The palmicha, or fruit of the palmito [European fan palm] was much enjoyed, a type of sour berry which became sweet when ripe. They started off green, turned yellow and ended up red. The stems and hearts of the same plant were delicious too; today they are cultivated and I have seen them used in restaurants in mixed salads. But the cultivated palms never have that pure, wild flavour of the palmitos of Alcalá. With their leaves, the country folk made tomizas, plaited threads used to make ropes to tie up sacks or animals, or slings to throw stones. This was taught to us by the Romans and the name tomiza is Latin. The Roman soldiers used the slingshots as arms against the enemy.

The mirto [myrtle], a type of shrub, looked very similar to brezos [heathers], agracejos [berberis] or lentiscos [mastic]. It produced a small, round fruit with an agreeable flavour; they were deep blue covered by a whitish bloom. We ate them by the handful and our mouths would be dyed blue.

The majoleta or majuela was the fruit of the white hawthorn, a plant from from the rose family with white thorns, wedge-shaped toothed leaves, white flowers and a very sweet fruit. They released a sweet juice which made your hands sticky. In some places they are called wild plums. They are generally associated with the worm of the olive tree. In some zones they are grafted with the nispero [medlar].

The zarzamora or zarza [bramble or blackberry] was abundant in the gulleys, riverbanks and other damp places. It is a thorny plant of the rose family. The children liked it because it provided two edible products: one was the tender stems, before they hardened and became spiny. When the skin was stripped off they provided a pleasant but indefinable mouthful. But more precious were the berries, known as moras, shaped like little pine-cones composed of clusters of tiny fruit, with a delicious flavour.

Among the most popular fruits were those of the madroño [arbutus or strawberry tree], an evergreen shrub belonging to the Ericaceae family. It was very common in the shady mountains around Alcalá. It was associated with espino [hawthorn], [wild laurel], agracejo [berberis], and lentisco [mastic]. It was also found on the riverbanks with the adelfas [oleanders] and ojaranzos [rhododendrons].

This is a topic which deserves much more space, but I want to limit myself to what I personally remember from my childhood in Alcalá. There is much more to the local flora than all this. Another day we will devote some space to the trees and shrubs of Alcalá.

JUAN LEIVA
Translated by Claire Lloyd

martes, 20 de octubre de 2009

Memories of Alcalá 3: Juan Ramos's cakes

Spanish original
"Juan, go and get the cakes from Juan Ramos's", my father would say to me while he was drinking his camomile tea. My father was a man with a delicate stomach, which meant that he had to watch what he ate, almost everything made him feel ill. Perhaps that was why he got in a bad mood sometimes.
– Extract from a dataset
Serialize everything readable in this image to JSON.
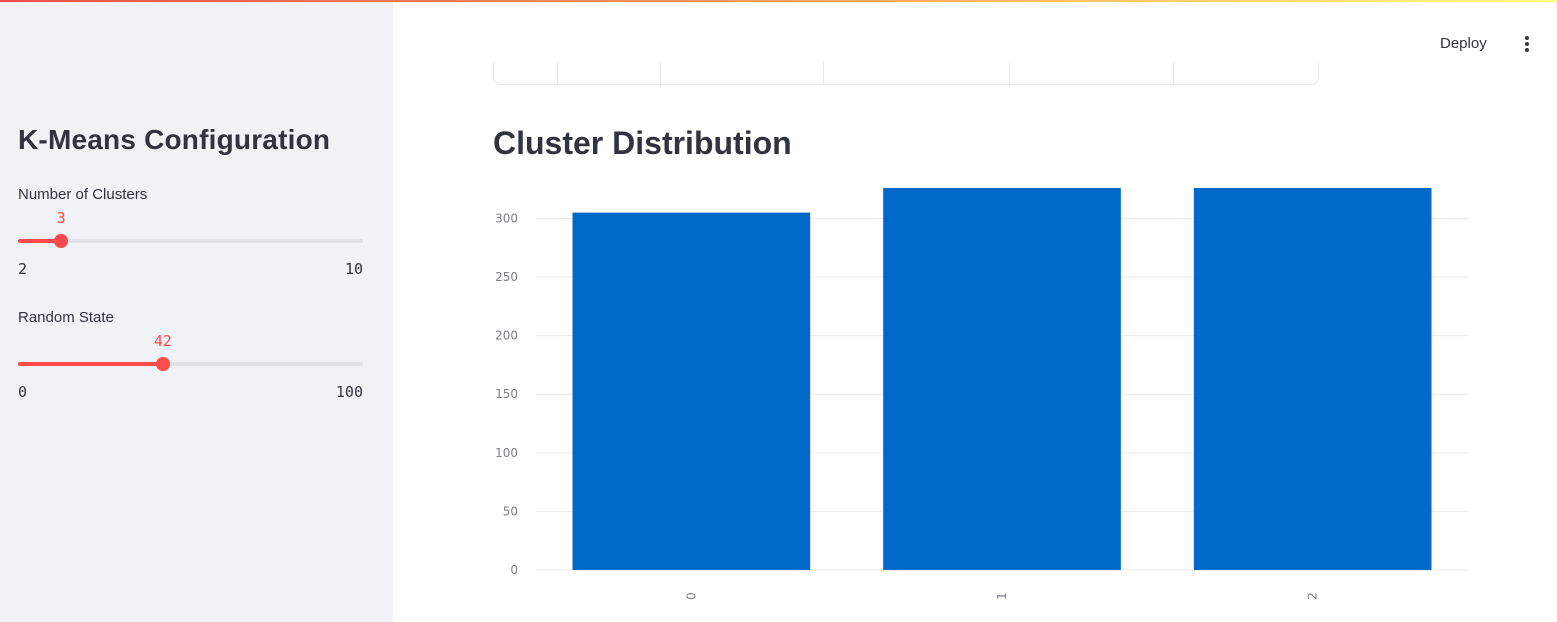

But my mother understood this well and took good care of him. Every morning before breakfast, she brought him a cup of strained camomile and some of Juan Ramos's cakes. Father tipped the camomile tea into a bowl to cool it down, and drank it in small sips. I sat at his side to watch him drink the infusion and await the order.

The camomile of Alcalá was famous. It was a wild plant which a man brought in a sack from the Sierra del Aljibe, over by the peaks of the “Pilita de la Reina”. Many excellent aromatic plants for making infusions grew up there; thyme, rosemary, camomile, lime flower, lavender … But the camomile was the best in the world. The people of Alcalá appreciated it greatly and were addicted to it.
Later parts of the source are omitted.